Cristovão percorreu o olhar pela pia, e viu os vários tufos de cabelo, de diferentes tamanhos, espalhados. Olhou, então, para a mulher. Nunca a vira daquele jeito, era de se admitir. Não somente careca, mas chorando compulsivamente. Mas ele a amava tanto! Sabia que a amava, mas ao vê-la assim, tomou conta de seu peito um daqueles momentos em que o ser humano tem certeza daquilo que ele já sabe, de alguma forma. Percebeu que não tinha expressado nenhuma feição em seu rosto que confortara a mulher, pois ela continuava parada, nervosa, esperando que ele desse as costas e saísse. Mas ele não virou de costas. Ao invés disso, ele caminhou até ela, passo a passo. Chegou tão perto dela a ponto de sentir o cheiro fresco da lavanda pós banho que ela usava desde que se casaram, e em cujo aroma ele era incalculavelmente viciado. Levantou os dedos e secou as lágrimas que caiam do rosto da esposa. Beijou sua testa. E sem falar nada, pegou-a no colo, como os noivos fazem. Ainda silenciosamente, levou-a até a cama e deitou-a. o choro de Teresa tinha cessado para dar lugar a uma promessa de sensação de alivio, que ainda não tinha se concretizado porque, dentro dela, sabia que ainda tinha mais por vir. E então, Cristovão deitou ao seu lado, puxou-a pelos braços com cuidado e a aninhou em seus braços. E inesperadamente, começou a fazer carinho na cabeça de Teresa. Ela olhou assustada para ele! Não sentira repugno?

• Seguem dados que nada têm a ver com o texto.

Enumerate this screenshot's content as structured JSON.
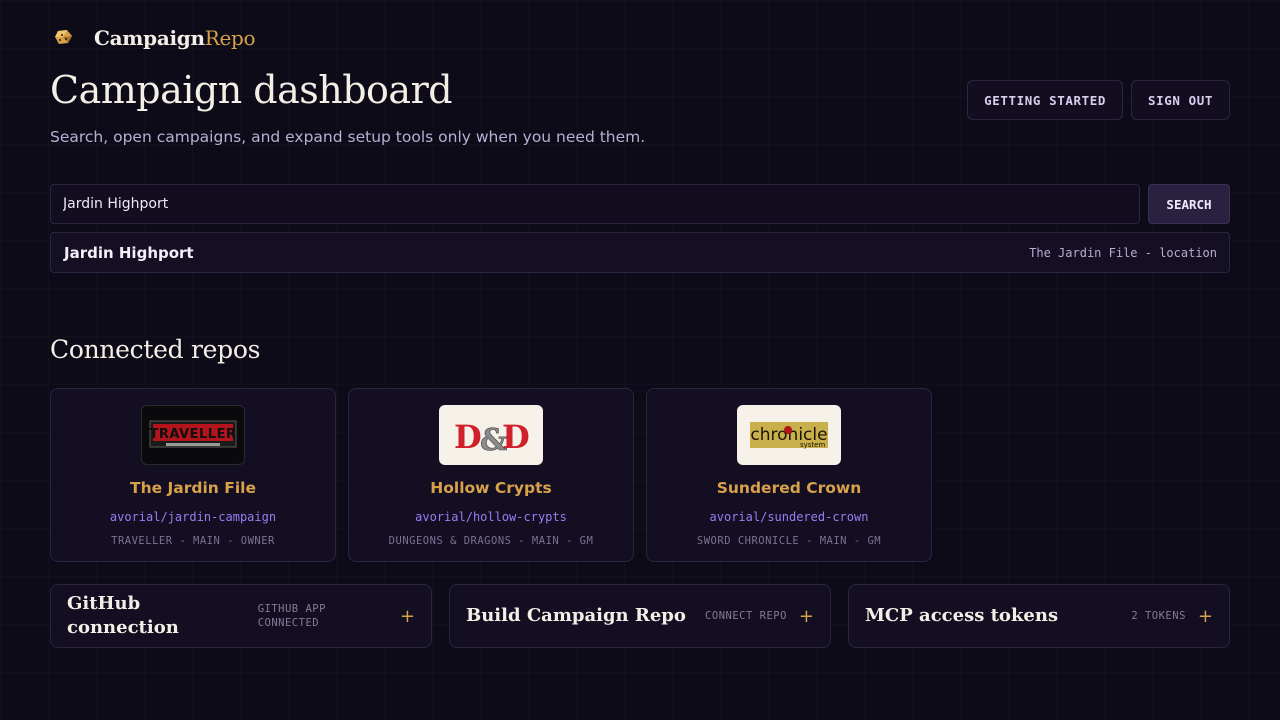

E como se nada tivesse acontecido, ele continuou a deslizar seus dedos amavelmente pela cabeça dela, como se não fizesse diferença a falta de cabelos ali. Assim ficou por algum bom tempo, incansavelmente, porque naquela noite Teresa custou a dormir. A sensação de conforto que aquele simples ato de amor foi capaz de lhe proporcionar foi o suficiente para que ela percebesse que talvez a próxima fase viesse, que talvez tivesse sim vontade de procurar forças para lutar. E que talvez as saudades antecipadas que sentira daquele carinho não fizessem sentido, pois na verdade, o amor da sua vida acabara de provar que não havia nem a mais remota promessa de espaço para elas.